The FBI tallied nearly $2.8 billion in reported BEC losses in 2024 alone. Between 2022 and 2024, total BEC losses reached nearly $8.5 billion. These scams are widespread across various industries and geographies. The FBI’s IC3 reports Business Email Compromise (BEC) incidents in all 50 U.S. states and 186 countries. And the impact isn’t only financial. Attackers often steal sensitive data via phishing (e.g., by harvesting login credentials to email and cloud systems).
A successful AI-powered phishing-based breach can expose confidential communications or personal data, leading to regulatory penalties and reputational damage. The average financial hit per BEC incident is substantial as well. The IC3 report found that the typical loss per incident in 2024 was around $150,000. For a mid-market company, a single attack of that magnitude is harrowing. For a larger enterprise, a well-coordinated BEC scam might strike multiple times or aim for an even bigger payout.
Why Executives Should Care Now
AI-powered phishing isn’t a far-off threat – it’s here today and growing. Malicious actors leverage generative AI to create more convincing phishing emails and exploit new attack vectors like deepfake audio and even QR code phishing (“quishing”). These AI-crafted attacks often evade many traditional defenses and exploit human trust. Even organizations with mature cybersecurity programs find themselves at risk. This is no longer just an IT issue. It’s a business risk that demands the attention of the C-suite. CFOs and CEOs have been impersonated in scams, and finance teams have been tricked into transferring millions of dollars.
Surveys show 63–64% of organizations experienced BEC attempts in the past year, underscoring that no company is immune.
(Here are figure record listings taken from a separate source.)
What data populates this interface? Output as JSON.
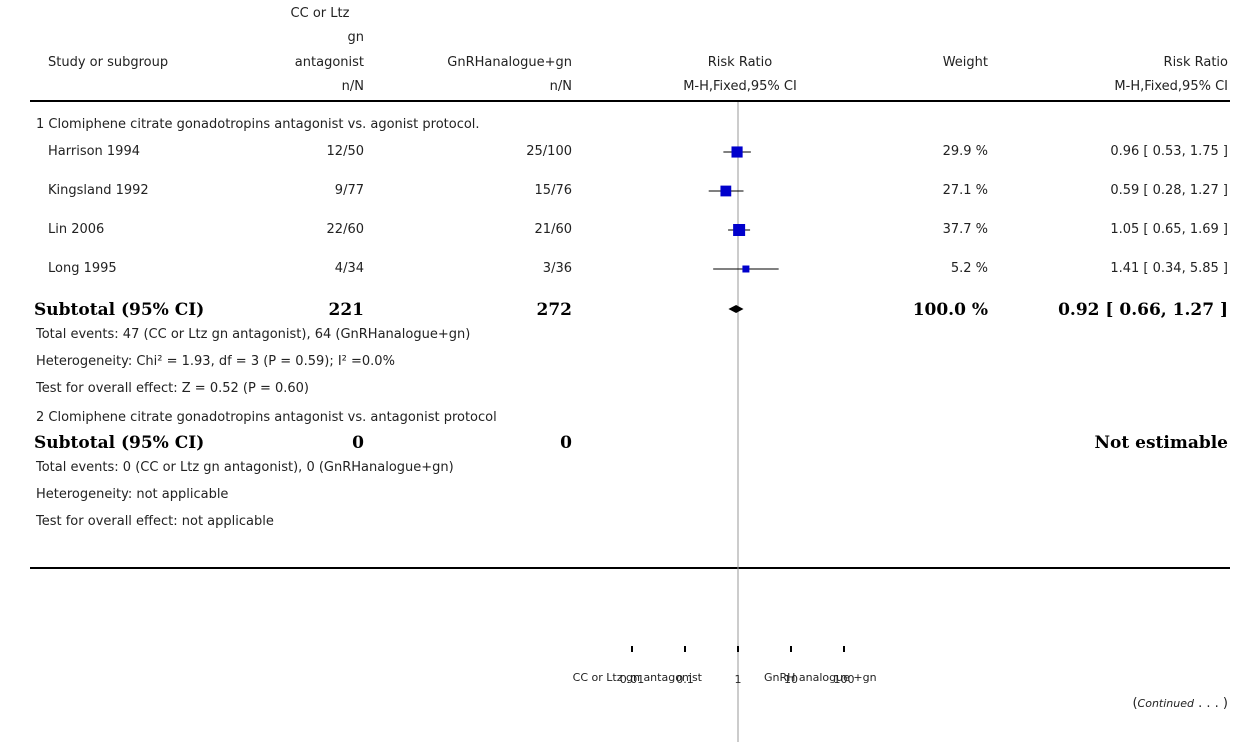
{
  "header": {
    "col_study": "Study or subgroup",
    "col_exp_l1": "CC or Ltz",
    "col_exp_l2": "gn",
    "col_exp_l3": "antagonist",
    "col_exp_sub": "n/N",
    "col_ctrl": "GnRHanalogue+gn",
    "col_ctrl_sub": "n/N",
    "col_rr": "Risk Ratio",
    "col_rr_sub": "M-H,Fixed,95% CI",
    "col_weight": "Weight",
    "col_rr2": "Risk Ratio",
    "col_rr2_sub": "M-H,Fixed,95% CI"
  },
  "groups": [
    {
      "title": "1 Clomiphene citrate    gonadotropins    antagonist vs. agonist protocol.",
      "subtotal_label": "Subtotal (95% CI)",
      "subtotal_exp": "221",
      "subtotal_ctrl": "272",
      "subtotal_weight": "100.0 %",
      "subtotal_ci": "0.92 [ 0.66, 1.27 ]",
      "total_events": "Total events: 47 (CC or Ltz    gn    antagonist), 64 (GnRHanalogue+gn)",
      "heterogeneity": "Heterogeneity: Chi² = 1.93, df = 3 (P = 0.59); I² =0.0%",
      "overall_effect": "Test for overall effect: Z = 0.52 (P = 0.60)"
    },
    {
      "title": "2 Clomiphene citrate    gonadotropins    antagonist vs. antagonist protocol",
      "subtotal_label": "Subtotal (95% CI)",
      "subtotal_exp": "0",
      "subtotal_ctrl": "0",
      "subtotal_ci": "Not estimable",
      "total_events": "Total events: 0 (CC or Ltz    gn    antagonist), 0 (GnRHanalogue+gn)",
      "heterogeneity": "Heterogeneity: not applicable",
      "overall_effect": "Test for overall effect: not applicable"
    }
  ],
  "axis": {
    "label_left": "CC or Ltz    gn    antagonist",
    "label_right": "GnRH analogue +gn"
  },
  "footer": {
    "continued_open": "(",
    "continued_word": "Continued",
    "continued_dots": " . . . )"
  },
  "chart_data": {
    "type": "forest",
    "scale": "log",
    "xlim": [
      0.01,
      100
    ],
    "ticks": [
      0.01,
      0.1,
      1,
      10,
      100
    ],
    "tick_labels": [
      "0.01",
      "0.1",
      "1",
      "10",
      "100"
    ],
    "reference_line": 1,
    "studies": [
      {
        "name": "Harrison 1994",
        "exp": "12/50",
        "ctrl": "25/100",
        "rr": 0.96,
        "lo": 0.53,
        "hi": 1.75,
        "weight": 29.9,
        "weight_label": "29.9 %",
        "ci_label": "0.96 [ 0.53, 1.75 ]"
      },
      {
        "name": "Kingsland 1992",
        "exp": "9/77",
        "ctrl": "15/76",
        "rr": 0.59,
        "lo": 0.28,
        "hi": 1.27,
        "weight": 27.1,
        "weight_label": "27.1 %",
        "ci_label": "0.59 [ 0.28, 1.27 ]"
      },
      {
        "name": "Lin 2006",
        "exp": "22/60",
        "ctrl": "21/60",
        "rr": 1.05,
        "lo": 0.65,
        "hi": 1.69,
        "weight": 37.7,
        "weight_label": "37.7 %",
        "ci_label": "1.05 [ 0.65, 1.69 ]"
      },
      {
        "name": "Long 1995",
        "exp": "4/34",
        "ctrl": "3/36",
        "rr": 1.41,
        "lo": 0.34,
        "hi": 5.85,
        "weight": 5.2,
        "weight_label": "5.2 %",
        "ci_label": "1.41 [ 0.34, 5.85 ]"
      }
    ],
    "subtotal": {
      "rr": 0.92,
      "lo": 0.66,
      "hi": 1.27
    },
    "colors": {
      "marker": "#0000cc",
      "line": "#000000",
      "diamond": "#000000",
      "ref_line": "#999999"
    }
  }
}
Beyond the immediate financial loss, consider the secondary effects: lost funds may never be fully recovered (especially if they’ve been laundered through crypto or overseas accounts), incidents may need to be disclosed to investors or regulators, and client trust can be shaken.
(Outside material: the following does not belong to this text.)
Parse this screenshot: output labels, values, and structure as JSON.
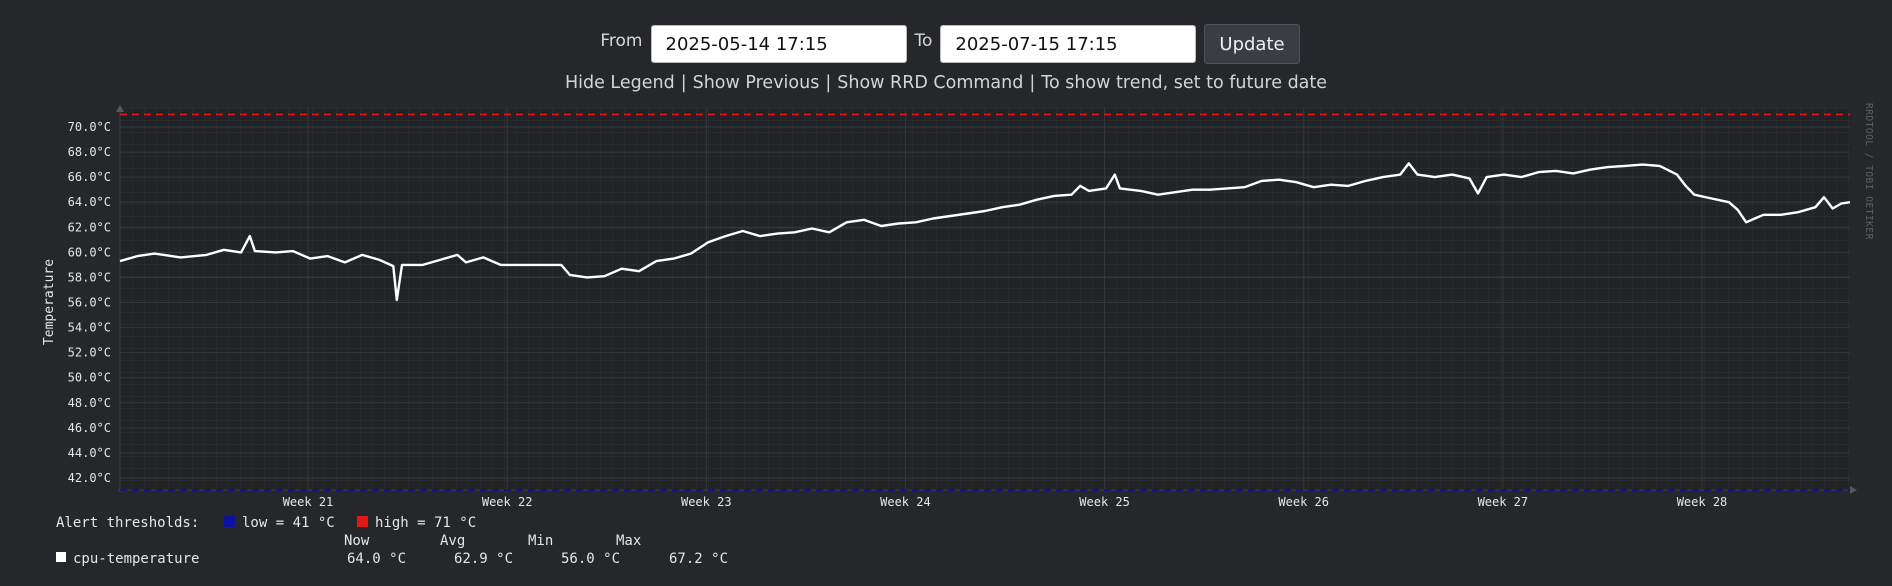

We’re also seeing stricter regulatory scrutiny – for instance, payment networks are updating rules to curb BEC fraud by 2026, meaning boards and audit committees are starting to ask management, “What are we doing about this?”
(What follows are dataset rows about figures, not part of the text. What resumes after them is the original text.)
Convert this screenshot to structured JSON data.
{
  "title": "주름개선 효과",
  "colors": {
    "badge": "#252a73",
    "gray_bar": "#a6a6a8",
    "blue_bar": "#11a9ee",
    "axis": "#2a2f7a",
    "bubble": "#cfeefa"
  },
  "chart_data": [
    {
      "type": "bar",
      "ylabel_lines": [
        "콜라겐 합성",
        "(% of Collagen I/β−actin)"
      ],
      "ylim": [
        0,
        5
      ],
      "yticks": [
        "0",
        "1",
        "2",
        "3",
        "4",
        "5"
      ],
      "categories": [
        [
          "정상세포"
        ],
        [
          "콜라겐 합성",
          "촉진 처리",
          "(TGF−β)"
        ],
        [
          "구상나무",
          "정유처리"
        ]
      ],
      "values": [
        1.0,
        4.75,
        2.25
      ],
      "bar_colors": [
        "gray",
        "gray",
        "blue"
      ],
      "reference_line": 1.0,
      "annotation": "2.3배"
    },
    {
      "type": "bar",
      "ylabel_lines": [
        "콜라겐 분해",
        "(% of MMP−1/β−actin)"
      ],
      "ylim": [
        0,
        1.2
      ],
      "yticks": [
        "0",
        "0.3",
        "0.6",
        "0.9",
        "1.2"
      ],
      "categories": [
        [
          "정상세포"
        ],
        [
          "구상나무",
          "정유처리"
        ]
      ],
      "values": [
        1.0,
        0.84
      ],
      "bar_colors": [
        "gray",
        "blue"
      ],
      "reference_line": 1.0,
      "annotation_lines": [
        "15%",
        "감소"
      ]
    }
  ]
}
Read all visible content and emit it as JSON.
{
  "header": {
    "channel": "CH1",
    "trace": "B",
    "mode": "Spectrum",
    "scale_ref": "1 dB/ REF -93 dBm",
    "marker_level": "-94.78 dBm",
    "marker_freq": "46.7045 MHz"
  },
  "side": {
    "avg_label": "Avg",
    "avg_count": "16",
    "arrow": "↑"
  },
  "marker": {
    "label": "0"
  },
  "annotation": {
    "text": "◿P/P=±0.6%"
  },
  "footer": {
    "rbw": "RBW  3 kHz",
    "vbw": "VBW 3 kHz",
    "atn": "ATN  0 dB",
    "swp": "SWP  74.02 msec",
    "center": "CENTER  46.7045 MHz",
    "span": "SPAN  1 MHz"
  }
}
AI Is Only Becoming More Sophisticated
Security leaders warn that the use of AI-powered phishing is only beginning. “In the near future, AI will power significantly more phishing attacks — everything from text-based impersonations to deepfake communications will become cheaper, more convincing, and more popular with threat actors,” predicts Mika Aalto, CEO of Hoxhunt. In other words, the cost and barrier to entry for executing advanced phishing schemes are dropping, which likely means more frequent and cunning attacks ahead. Forward-looking organizations are already upgrading their defenses (and training) in anticipation of this shift. Gartner analysts also flag AI-driven phishing as a rapidly evolving menace and advise security leaders to implement advanced BEC protections and user education now to stay ahead of the curve.
AI has fundamentally altered the phishing threat landscape in 2025. Attacks are more convincing, more numerous, and capable of fooling even savvy employees. This calls for a heightened state of awareness at the executive level. Leaders must recognize that a single clever email or deepfake call can bypass layers of technology by exploiting human trust.